Question

Consider a population of rabbits in a region with unlimited food resources. Suppose that the growth rate is proportional to the population with a proportionality factor of 4 per month, and every month we collect 3 rabbits. Then, the rabbit population is described by the differential equation
y′=4y−3.

1. Find an explicit expression of all solutions y of the differential equation above. Denote by c any arbitrary integration constant.

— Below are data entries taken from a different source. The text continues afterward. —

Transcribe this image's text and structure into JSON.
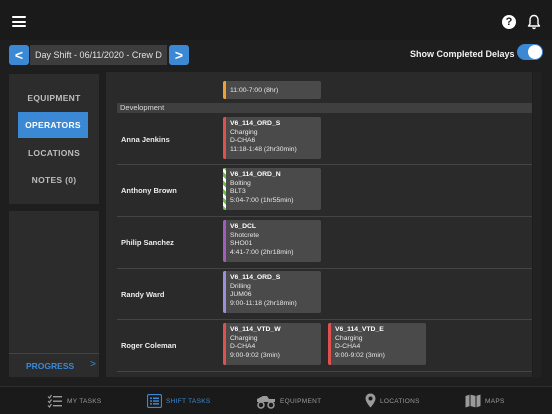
{
  "header": {
    "menu_icon": "hamburger-menu-icon",
    "help_icon": "help-circle-icon",
    "help_glyph": "?",
    "notifications_icon": "bell-icon"
  },
  "shift": {
    "prev_glyph": "<",
    "next_glyph": ">",
    "label": "Day Shift - 06/11/2020 - Crew D",
    "show_completed_label": "Show Completed Delays",
    "show_completed_on": true
  },
  "sidebar": {
    "items": [
      {
        "label": "EQUIPMENT",
        "active": false
      },
      {
        "label": "OPERATORS",
        "active": true
      },
      {
        "label": "LOCATIONS",
        "active": false
      },
      {
        "label": "NOTES (0)",
        "active": false
      }
    ],
    "progress_label": "PROGRESS",
    "progress_arrow": ">"
  },
  "timeline": {
    "top_partial_task": {
      "time": "11:00-7:00 (8hr)",
      "color": "#f0a030"
    },
    "section": "Development",
    "rows": [
      {
        "name": "Anna Jenkins",
        "tasks": [
          {
            "code": "V6_114_ORD_S",
            "activity": "Charging",
            "location": "D-CHA6",
            "time": "11:18-1:48 (2hr30min)",
            "color": "#e0504f",
            "striped": false
          }
        ]
      },
      {
        "name": "Anthony Brown",
        "tasks": [
          {
            "code": "V6_114_ORD_N",
            "activity": "Bolting",
            "location": "BLT3",
            "time": "5:04-7:00 (1hr55min)",
            "color": "#6fbf4c",
            "striped": true
          }
        ]
      },
      {
        "name": "Philip Sanchez",
        "tasks": [
          {
            "code": "V6_DCL",
            "activity": "Shotcrete",
            "location": "SHO01",
            "time": "4:41-7:00 (2hr18min)",
            "color": "#a05cc0",
            "striped": false
          }
        ]
      },
      {
        "name": "Randy Ward",
        "tasks": [
          {
            "code": "V6_114_ORD_S",
            "activity": "Drilling",
            "location": "JUM06",
            "time": "9:00-11:18 (2hr18min)",
            "color": "#9b8fd8",
            "striped": false
          }
        ]
      },
      {
        "name": "Roger Coleman",
        "tasks": [
          {
            "code": "V6_114_VTD_W",
            "activity": "Charging",
            "location": "D-CHA4",
            "time": "9:00-9:02 (3min)",
            "color": "#e0504f",
            "striped": false
          },
          {
            "code": "V6_114_VTD_E",
            "activity": "Charging",
            "location": "D-CHA4",
            "time": "9:00-9:02 (3min)",
            "color": "#e0504f",
            "striped": false
          }
        ]
      }
    ]
  },
  "tabs": [
    {
      "label": "MY TASKS",
      "icon": "checklist-icon",
      "active": false
    },
    {
      "label": "SHIFT TASKS",
      "icon": "list-icon",
      "active": true
    },
    {
      "label": "EQUIPMENT",
      "icon": "loader-icon",
      "active": false
    },
    {
      "label": "LOCATIONS",
      "icon": "location-pin-icon",
      "active": false
    },
    {
      "label": "MAPS",
      "icon": "map-icon",
      "active": false
    }
  ],
  "colors": {
    "accent": "#3b89d4",
    "background": "#1e1e1e",
    "panel": "#2c2c2c"
  }
}
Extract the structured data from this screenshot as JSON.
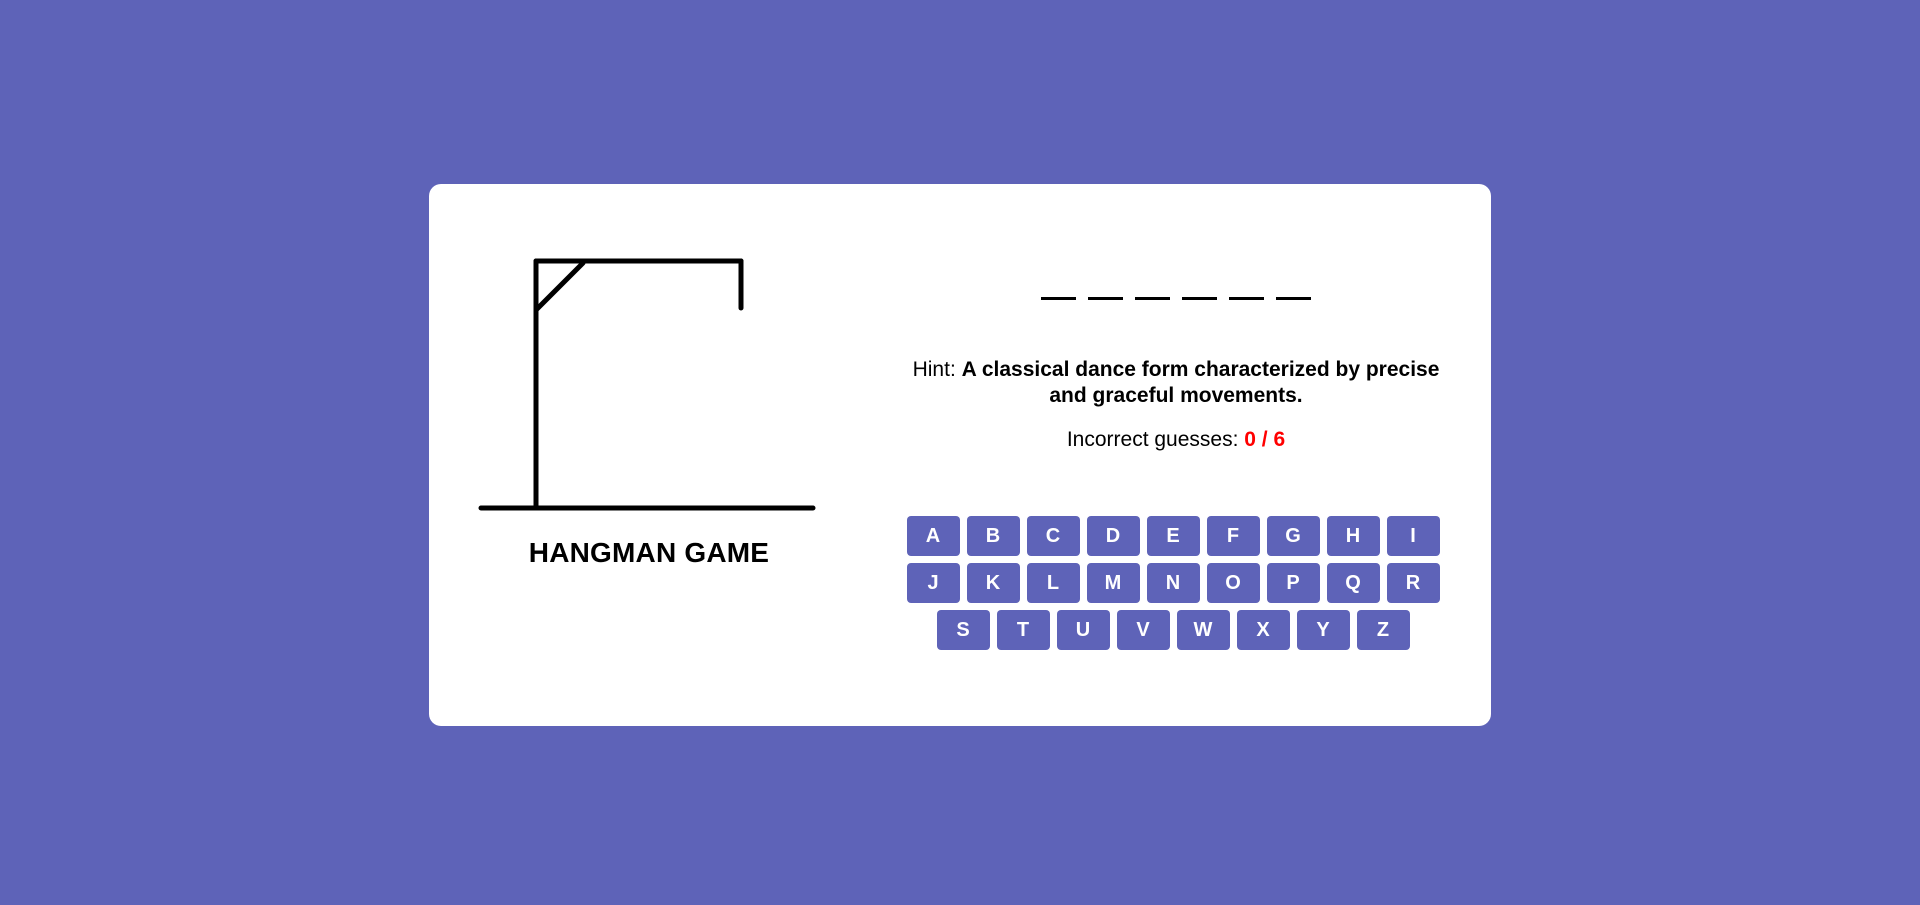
{
  "game": {
    "title": "HANGMAN GAME",
    "word_length": 6,
    "hint_label": "Hint: ",
    "hint_text": "A classical dance form characterized by precise and graceful movements.",
    "incorrect_label": "Incorrect guesses: ",
    "incorrect_count": "0 / 6"
  },
  "keyboard": {
    "keys": [
      "A",
      "B",
      "C",
      "D",
      "E",
      "F",
      "G",
      "H",
      "I",
      "J",
      "K",
      "L",
      "M",
      "N",
      "O",
      "P",
      "Q",
      "R",
      "S",
      "T",
      "U",
      "V",
      "W",
      "X",
      "Y",
      "Z"
    ]
  },
  "colors": {
    "background": "#5e63b8",
    "card": "#ffffff",
    "key": "#5e63b8",
    "key_text": "#ffffff",
    "guess_count": "#ff0000"
  },
  "icons": {
    "gallows": "gallows-drawing"
  }
}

2. Suppose the initial rabbit population is 5. From all the solutions above, find the only solution that satisfies the initial condition y(0)=5

Answer 1

Answer:

1) $y(t) = \frac{Ce^{4t} +3}{4}$

2) $5 = \frac{C e^0 +3}{4}$

$20 = C +3$

$C= 20-3=17$

So then the model would be given by:

$y(t) = \frac{20e^{4t} +3}{4}$

Step-by-step explanation:

For this case we have the following differential equation:

$y' = \frac{dy}{dt} = 4y-3$

We can do this using algebra:

$\frac{dy}{4y-3} = dt$

Part 1

And now we can integrate both sides like this:

$\int \frac{dy}{4y-3} = \int dt$

We can use the u substituton for the left part $u = 4y-3$ $du = 4 dy$

$\frac{1}{4} \int\frac{du}{u} = t+ c$

We can multiply both sides by 4 and we got:

$\int\frac{du}{4} = 4t+ 4k = 4t+ c$, where $c=4k$

and after integrate the left part we got:

$ln |u| = 4t+c$

And if we apply exponential on both sides we got:

$u = e^{4t} e^c$

Now we can replace u and we got:

$4y-3 = Ce^{4t}$ where $C=e^c$

And then finally we have:

$y(t) = \frac{Ce^{4t} +3}{4}$

Part 2

For this case we have the initial condition y(0) =5 and if we use it we got:

$5 = \frac{C e^0 +3}{4}$

$20 = C +3$

$C= 20-3=17$

So then the model would be given by:

$y(t) =\frac{17te^{4t} +3}{4}$